Bu konuda Fırat Bayram imzalı yazı dikkatleri çekiyor. "Ali'siz bir Alevilik olur mu? Alevilik: Ali’li mi, Ali’siz mi?" başlıklı yazısına, "Aleviliği İslâm’a sıkıştırmaya çalışanlar" diye başlıyor ve "Bu durumda siz Ali figürünü Yol’un önünde bir takoza dönüştürmüş, kamilleşme sürecini tıkamış, Ali’yi putlaştırmış olursunuz" şeklinde sürdürüyor. "Ali’nin Yol’a bir eren namıyla alınmış olması, Ali’nin hakikaten Hak ereni olmasından değildir. Siyasal gerekçeyle, aslında şeriatçı ve cihatçı bir figür, sanki Hak ereniymiş gibi anlatılıp Yol’a adı dahil edilmiş, hatta baş köşeye konmuştur" diyerek, teorik çıkarsamalara başvurmuştur.
İnsanların inançlarına saygılı olunması gereken yerde Hz. Ali'ye "figüran" yaftası asmak ilk önce Alevilerimizi incitir. Şu kullanılan üsluba bir bakar mısınız? Ne terbiye var ve ne de Aleviliğin o kendine has hoşgörülü kültürü? "İncitme ki incinmeyesin" felsefesine sahip Aleviler, bu türden hoyratça sözler kullanmazlar.
EMPERYALİST BESLEMELER
Ortadoğu merkezli tek tanrılı dinlerin birbirini takip ettiğini, etkilediğini ve benzerlikler taşıdığını biliyoruz. Aynı olgu Alevilik için de geçerlidir. Ancak Alevici tacirler, "Alevilik ile İslâm arasında evreni yorumlayışından dünyaya bakışına, ideolojisinden siyasal yaklaşımına ve ibadetinden yaşam biçimine kadar temelde bir ayrışma vardır" diyerek, nesnellikten de uzaklaşıyorlar. Ayrıca, Sünni ve Alevilik arasında Çin Seddi bulunmadığı gibi benzerliklerini de göz ardı etmek, ancak emperyalizmin beslemeleri Alevici tüccarlara yakışır!

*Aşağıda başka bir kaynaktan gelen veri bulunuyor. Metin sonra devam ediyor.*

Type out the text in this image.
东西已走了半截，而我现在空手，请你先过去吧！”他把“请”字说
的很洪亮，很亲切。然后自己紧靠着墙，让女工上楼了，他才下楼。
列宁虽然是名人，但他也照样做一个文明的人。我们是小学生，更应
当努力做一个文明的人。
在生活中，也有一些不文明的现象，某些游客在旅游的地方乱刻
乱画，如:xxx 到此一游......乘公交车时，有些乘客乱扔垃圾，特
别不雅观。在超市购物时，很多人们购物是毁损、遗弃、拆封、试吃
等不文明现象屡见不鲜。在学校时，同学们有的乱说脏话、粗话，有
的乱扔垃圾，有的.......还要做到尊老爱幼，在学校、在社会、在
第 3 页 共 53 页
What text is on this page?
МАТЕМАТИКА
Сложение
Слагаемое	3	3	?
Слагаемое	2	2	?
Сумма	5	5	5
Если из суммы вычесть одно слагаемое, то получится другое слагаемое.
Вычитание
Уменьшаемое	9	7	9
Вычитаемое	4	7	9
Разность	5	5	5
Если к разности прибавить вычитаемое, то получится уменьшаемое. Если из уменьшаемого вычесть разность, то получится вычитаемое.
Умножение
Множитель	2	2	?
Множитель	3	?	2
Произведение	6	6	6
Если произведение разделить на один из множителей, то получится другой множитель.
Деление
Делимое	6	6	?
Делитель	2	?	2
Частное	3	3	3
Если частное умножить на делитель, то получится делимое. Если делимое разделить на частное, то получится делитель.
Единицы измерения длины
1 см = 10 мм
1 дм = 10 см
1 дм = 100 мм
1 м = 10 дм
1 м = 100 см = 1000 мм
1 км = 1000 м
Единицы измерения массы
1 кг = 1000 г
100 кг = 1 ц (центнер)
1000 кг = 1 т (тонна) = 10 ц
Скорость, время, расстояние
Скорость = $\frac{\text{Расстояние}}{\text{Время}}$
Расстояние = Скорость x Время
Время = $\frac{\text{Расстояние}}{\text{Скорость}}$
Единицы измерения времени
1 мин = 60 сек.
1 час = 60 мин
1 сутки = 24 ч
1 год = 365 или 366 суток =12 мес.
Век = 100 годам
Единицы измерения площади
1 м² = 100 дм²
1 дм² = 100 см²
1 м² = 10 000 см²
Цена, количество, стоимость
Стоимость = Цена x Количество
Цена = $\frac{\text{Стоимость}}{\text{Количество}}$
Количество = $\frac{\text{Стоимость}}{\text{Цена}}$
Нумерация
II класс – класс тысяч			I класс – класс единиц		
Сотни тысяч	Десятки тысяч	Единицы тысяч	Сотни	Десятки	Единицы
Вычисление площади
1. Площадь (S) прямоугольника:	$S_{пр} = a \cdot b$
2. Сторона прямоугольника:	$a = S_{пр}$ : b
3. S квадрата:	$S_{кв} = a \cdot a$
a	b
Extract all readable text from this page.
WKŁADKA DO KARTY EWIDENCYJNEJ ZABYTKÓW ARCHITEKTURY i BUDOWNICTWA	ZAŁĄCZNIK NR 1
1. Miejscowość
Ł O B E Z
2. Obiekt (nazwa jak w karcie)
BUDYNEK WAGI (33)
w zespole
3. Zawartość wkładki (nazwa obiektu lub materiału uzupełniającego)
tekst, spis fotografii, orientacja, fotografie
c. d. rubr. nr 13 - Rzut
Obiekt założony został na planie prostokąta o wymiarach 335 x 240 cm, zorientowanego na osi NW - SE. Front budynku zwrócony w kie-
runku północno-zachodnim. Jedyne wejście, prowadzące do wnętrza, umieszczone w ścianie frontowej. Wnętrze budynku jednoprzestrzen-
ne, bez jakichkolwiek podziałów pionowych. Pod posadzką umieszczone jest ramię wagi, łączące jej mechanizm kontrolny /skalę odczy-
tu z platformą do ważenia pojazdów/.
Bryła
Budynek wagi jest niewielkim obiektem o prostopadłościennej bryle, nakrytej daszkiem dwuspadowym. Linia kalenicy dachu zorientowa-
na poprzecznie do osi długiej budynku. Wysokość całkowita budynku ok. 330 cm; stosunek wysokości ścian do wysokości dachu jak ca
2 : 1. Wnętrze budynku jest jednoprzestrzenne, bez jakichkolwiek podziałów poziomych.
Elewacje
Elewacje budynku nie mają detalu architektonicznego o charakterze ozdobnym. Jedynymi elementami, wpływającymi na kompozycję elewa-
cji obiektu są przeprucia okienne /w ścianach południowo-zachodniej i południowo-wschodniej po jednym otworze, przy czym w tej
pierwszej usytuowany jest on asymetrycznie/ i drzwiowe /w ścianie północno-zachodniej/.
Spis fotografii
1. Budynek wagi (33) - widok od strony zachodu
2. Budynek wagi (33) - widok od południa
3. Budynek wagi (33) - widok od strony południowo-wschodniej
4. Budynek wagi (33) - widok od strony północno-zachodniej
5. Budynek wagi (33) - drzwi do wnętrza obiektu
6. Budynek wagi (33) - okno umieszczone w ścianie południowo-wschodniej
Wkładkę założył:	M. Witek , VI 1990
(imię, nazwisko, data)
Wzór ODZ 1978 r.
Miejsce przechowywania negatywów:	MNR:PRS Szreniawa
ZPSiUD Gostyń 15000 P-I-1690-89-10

Son yılların moda cümlelerinden birini de, "kendine özgü bir öğreti mahiyetini kazanmıştır" denilerek, Aleviliği yalnızlaştırma siyasetinin savunulması oluşturuyor. Açıkça İslâm dışı, Müslümanlık dışı denilemediği için yukarıdaki cümlenin arkasına saklanılıyor. Gelinen aşamada ise artık açıkça dillendirilmekte ve Aleviliği olabildiğince İslâmiyet’ten ve doğduğu topraklardan kopartma siyaseti izlenmektedir. Herhangi bir inancı dış etkenlere dayanarak yıkıma uğratmak işini üstlenen taşeronlar her zaman bulunabilir. İşte bunların başında Avrupa Alevi Birlikleri Konfederasyonu (AABK) gelmektedir.
12 İMAM DÜŞMANLIĞI
Alevi inancı üzerinde 12 İmamlar çok önemli bir yer tutar. Cemlerde, nikâhlarda, ölümlerde ve dualarda 12 İmam sürekli zikredilir. Alevi inancının olmazsa olmazına karşı son birkaç yıldır alttan alta propaganda sürdürülüyor. "Aleviler, Ali ve 12 İmamları ancak İslami niteliklerinden soyutlayıp kendi arzu ve özlemlerine denk düşecek biçimde efsanevi-ilahi kişiliklere uyarlayarak sahiplenmişlerdir" sözleriyle, Alevilerin sahte Alici oldukları ima edilmektedir. Hz. Ali'nin Alevilikten dışlanmasının altında yatan neden ise İslâm ile olan bağın koparılmasıdır.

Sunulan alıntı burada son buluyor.